While it may be rude if this happened between two people having a catch up, a coffee or a summer picnic. It’s not between a business and its customer. Because in business, the customer is always right. (Well, unless they are doing something actually terrible - a phone conversation isn’t breaking any laws.)

If only the customer had opted for the self-service queue. Where she’d have been actively encouraged not to interact with staff. Instead just shuffled through the system giving the machines her money at the end.

Actually, not engaging with members of staff while paying for shopping is common and dare I say it, progress. People are becoming busier than ever, we don’t even have time to read any more. Look at the success of Summly, an app that summaries news stories so you don’t have to read the whole thing, (wish you done it for this?), was acquired by Yahoo for $30M a few months back. 

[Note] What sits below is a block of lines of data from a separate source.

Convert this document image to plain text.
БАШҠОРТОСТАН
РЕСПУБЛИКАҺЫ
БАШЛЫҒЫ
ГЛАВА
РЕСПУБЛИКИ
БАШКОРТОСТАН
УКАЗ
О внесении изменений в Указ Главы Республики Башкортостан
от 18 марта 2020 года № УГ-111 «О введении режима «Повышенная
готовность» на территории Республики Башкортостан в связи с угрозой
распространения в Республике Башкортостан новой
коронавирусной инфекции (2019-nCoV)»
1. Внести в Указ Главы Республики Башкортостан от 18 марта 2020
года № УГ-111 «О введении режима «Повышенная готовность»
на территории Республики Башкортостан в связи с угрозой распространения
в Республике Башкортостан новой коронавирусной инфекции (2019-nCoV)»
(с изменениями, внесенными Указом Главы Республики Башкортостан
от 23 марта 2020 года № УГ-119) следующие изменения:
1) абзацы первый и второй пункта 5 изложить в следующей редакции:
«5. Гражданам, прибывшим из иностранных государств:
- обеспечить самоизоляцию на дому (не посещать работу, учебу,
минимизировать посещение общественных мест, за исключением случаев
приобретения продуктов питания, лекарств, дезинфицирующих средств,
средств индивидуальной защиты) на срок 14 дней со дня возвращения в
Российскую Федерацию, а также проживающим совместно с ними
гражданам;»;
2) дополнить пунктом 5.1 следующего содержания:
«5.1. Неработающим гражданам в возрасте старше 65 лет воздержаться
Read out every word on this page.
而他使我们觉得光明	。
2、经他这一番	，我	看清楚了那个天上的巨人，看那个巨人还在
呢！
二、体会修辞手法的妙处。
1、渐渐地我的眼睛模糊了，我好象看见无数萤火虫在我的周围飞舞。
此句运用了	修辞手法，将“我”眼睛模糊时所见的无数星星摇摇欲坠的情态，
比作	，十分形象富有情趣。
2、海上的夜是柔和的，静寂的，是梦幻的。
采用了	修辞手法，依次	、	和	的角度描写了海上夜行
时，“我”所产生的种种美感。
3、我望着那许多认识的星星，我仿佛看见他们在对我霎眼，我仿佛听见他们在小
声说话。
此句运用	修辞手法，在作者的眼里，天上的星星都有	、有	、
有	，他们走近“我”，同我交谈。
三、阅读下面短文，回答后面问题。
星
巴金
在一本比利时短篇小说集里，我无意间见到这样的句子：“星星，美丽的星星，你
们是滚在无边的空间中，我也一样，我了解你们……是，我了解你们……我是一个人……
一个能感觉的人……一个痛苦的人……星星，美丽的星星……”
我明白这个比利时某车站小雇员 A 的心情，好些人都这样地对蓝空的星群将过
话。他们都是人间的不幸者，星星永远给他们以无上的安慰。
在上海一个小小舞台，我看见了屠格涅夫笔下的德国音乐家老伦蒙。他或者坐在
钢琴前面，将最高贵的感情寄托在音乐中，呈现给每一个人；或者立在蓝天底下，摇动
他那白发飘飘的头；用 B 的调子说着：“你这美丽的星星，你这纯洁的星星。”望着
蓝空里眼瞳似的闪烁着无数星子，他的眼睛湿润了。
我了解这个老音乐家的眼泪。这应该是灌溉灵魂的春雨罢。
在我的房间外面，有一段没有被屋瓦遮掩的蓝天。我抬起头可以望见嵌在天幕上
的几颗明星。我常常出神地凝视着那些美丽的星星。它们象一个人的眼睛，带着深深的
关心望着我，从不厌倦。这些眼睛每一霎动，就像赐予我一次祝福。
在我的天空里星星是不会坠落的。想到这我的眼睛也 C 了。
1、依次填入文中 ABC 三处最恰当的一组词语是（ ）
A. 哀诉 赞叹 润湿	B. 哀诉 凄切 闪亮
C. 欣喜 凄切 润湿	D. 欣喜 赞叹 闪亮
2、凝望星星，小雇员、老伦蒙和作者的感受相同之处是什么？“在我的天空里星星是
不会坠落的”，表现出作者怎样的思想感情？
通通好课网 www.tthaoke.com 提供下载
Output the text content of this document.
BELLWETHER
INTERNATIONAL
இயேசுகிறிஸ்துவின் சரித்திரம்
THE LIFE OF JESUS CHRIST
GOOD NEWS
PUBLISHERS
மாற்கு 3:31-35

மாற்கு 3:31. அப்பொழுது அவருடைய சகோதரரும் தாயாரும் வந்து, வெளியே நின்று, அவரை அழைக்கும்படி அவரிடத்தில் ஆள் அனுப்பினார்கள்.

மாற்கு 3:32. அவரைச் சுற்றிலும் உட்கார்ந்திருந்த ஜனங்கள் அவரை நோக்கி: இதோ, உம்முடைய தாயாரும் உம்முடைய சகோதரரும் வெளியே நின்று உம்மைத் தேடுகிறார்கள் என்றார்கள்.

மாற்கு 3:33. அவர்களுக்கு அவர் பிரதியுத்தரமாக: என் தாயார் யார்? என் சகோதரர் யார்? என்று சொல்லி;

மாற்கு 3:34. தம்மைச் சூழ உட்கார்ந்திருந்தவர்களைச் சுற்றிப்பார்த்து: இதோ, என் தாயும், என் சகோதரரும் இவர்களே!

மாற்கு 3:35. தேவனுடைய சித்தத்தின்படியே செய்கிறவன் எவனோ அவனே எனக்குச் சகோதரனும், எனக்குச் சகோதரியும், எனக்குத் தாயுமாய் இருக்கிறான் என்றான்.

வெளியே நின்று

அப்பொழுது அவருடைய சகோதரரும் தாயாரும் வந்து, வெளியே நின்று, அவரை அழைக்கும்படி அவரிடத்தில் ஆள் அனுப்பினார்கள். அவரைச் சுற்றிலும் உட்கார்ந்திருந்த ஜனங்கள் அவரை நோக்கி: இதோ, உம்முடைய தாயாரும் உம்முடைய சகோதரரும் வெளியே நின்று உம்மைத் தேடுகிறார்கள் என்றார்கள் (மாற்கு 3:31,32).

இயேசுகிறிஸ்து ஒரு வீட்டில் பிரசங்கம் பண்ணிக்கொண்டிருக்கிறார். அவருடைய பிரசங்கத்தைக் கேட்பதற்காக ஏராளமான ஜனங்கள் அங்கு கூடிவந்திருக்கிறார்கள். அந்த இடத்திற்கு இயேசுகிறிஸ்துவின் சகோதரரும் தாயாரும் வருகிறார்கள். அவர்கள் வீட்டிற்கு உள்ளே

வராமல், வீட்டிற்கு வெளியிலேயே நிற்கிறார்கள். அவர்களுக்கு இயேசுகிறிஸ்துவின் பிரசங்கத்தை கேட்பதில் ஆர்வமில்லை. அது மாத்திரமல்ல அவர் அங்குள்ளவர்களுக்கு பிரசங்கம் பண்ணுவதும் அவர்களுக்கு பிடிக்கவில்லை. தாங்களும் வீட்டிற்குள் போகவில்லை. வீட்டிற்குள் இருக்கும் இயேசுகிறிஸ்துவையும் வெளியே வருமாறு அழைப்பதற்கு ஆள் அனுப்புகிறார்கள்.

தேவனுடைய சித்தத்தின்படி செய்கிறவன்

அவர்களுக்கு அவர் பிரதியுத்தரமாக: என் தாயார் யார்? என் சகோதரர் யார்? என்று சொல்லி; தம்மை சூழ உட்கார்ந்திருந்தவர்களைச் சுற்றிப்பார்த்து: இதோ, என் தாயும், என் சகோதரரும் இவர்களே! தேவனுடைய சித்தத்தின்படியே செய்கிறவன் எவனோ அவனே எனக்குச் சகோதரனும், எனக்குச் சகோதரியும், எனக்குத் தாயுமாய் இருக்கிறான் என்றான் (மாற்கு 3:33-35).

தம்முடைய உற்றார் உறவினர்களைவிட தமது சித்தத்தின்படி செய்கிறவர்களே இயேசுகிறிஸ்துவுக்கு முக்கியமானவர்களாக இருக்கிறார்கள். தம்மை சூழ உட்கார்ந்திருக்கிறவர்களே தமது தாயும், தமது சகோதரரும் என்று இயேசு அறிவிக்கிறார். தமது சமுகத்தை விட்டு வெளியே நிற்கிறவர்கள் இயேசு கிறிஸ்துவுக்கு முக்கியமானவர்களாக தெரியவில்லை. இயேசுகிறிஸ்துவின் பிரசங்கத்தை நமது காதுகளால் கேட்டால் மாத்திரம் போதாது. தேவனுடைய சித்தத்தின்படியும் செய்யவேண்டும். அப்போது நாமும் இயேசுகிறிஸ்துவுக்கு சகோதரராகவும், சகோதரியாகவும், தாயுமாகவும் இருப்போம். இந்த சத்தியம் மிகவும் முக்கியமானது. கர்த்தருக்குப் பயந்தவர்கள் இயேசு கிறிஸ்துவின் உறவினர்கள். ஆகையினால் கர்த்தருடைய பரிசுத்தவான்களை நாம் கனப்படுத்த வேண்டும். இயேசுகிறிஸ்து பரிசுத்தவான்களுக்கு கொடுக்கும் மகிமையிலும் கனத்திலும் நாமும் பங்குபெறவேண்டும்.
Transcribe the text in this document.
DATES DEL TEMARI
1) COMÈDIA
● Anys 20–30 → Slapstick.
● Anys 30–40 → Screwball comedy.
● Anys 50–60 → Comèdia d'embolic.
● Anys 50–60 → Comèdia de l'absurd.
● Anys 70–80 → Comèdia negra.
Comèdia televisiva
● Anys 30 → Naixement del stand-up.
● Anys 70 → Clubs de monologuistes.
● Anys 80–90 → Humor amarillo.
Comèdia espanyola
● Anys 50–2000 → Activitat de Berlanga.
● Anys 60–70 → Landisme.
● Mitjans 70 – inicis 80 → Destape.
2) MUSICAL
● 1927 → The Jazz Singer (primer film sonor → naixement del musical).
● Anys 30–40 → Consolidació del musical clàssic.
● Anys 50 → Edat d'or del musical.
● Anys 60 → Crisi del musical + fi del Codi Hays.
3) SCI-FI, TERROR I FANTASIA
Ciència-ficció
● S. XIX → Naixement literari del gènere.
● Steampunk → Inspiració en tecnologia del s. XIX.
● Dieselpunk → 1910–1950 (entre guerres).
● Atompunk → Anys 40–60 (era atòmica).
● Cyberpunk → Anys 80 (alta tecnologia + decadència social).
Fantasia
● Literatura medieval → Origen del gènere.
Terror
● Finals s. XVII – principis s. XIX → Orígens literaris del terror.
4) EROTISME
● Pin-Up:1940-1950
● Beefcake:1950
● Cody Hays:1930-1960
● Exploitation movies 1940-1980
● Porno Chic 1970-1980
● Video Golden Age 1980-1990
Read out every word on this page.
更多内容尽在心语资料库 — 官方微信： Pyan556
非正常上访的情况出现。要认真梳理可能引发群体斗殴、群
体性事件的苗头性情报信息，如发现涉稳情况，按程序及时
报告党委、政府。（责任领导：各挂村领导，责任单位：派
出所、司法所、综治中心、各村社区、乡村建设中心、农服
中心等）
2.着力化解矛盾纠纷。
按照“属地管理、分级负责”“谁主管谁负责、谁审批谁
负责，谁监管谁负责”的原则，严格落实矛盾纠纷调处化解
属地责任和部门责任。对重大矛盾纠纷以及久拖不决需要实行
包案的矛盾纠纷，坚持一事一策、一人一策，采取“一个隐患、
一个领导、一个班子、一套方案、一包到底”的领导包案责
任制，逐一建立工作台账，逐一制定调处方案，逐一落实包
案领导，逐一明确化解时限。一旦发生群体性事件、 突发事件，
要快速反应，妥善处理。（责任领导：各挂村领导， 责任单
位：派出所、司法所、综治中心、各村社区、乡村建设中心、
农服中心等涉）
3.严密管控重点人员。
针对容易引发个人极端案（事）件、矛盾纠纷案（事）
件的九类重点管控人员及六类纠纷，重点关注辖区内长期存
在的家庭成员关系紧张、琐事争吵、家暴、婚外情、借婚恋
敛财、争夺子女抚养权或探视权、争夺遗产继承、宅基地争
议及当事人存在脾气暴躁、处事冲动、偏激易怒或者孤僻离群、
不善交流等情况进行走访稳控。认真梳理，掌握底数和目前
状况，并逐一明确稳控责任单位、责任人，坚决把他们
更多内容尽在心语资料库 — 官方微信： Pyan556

This impatience means we don’t have time to shop outside. Our high street chains are crumbling, the British Retail Consortium has reported that clothes and shoes sales are down 5.7% and sales of electrical goods have fell 5.2% in the last year. In contrast the Internet, where you don’t have any narky shop assistants, is booming with a 20% rise in online sales over the last year.

The best businesses go the extra mile for their customers and I’m glad that Sainsbury’s apologised to the customer and offered her a voucher.

Maybe a shop where customers are encouraged to pay while tweeting about their experience, telling their friends about it over the phone or filming the whole process on their Google glasses would be a hit. You can do all those things while shopping on the Internet after all.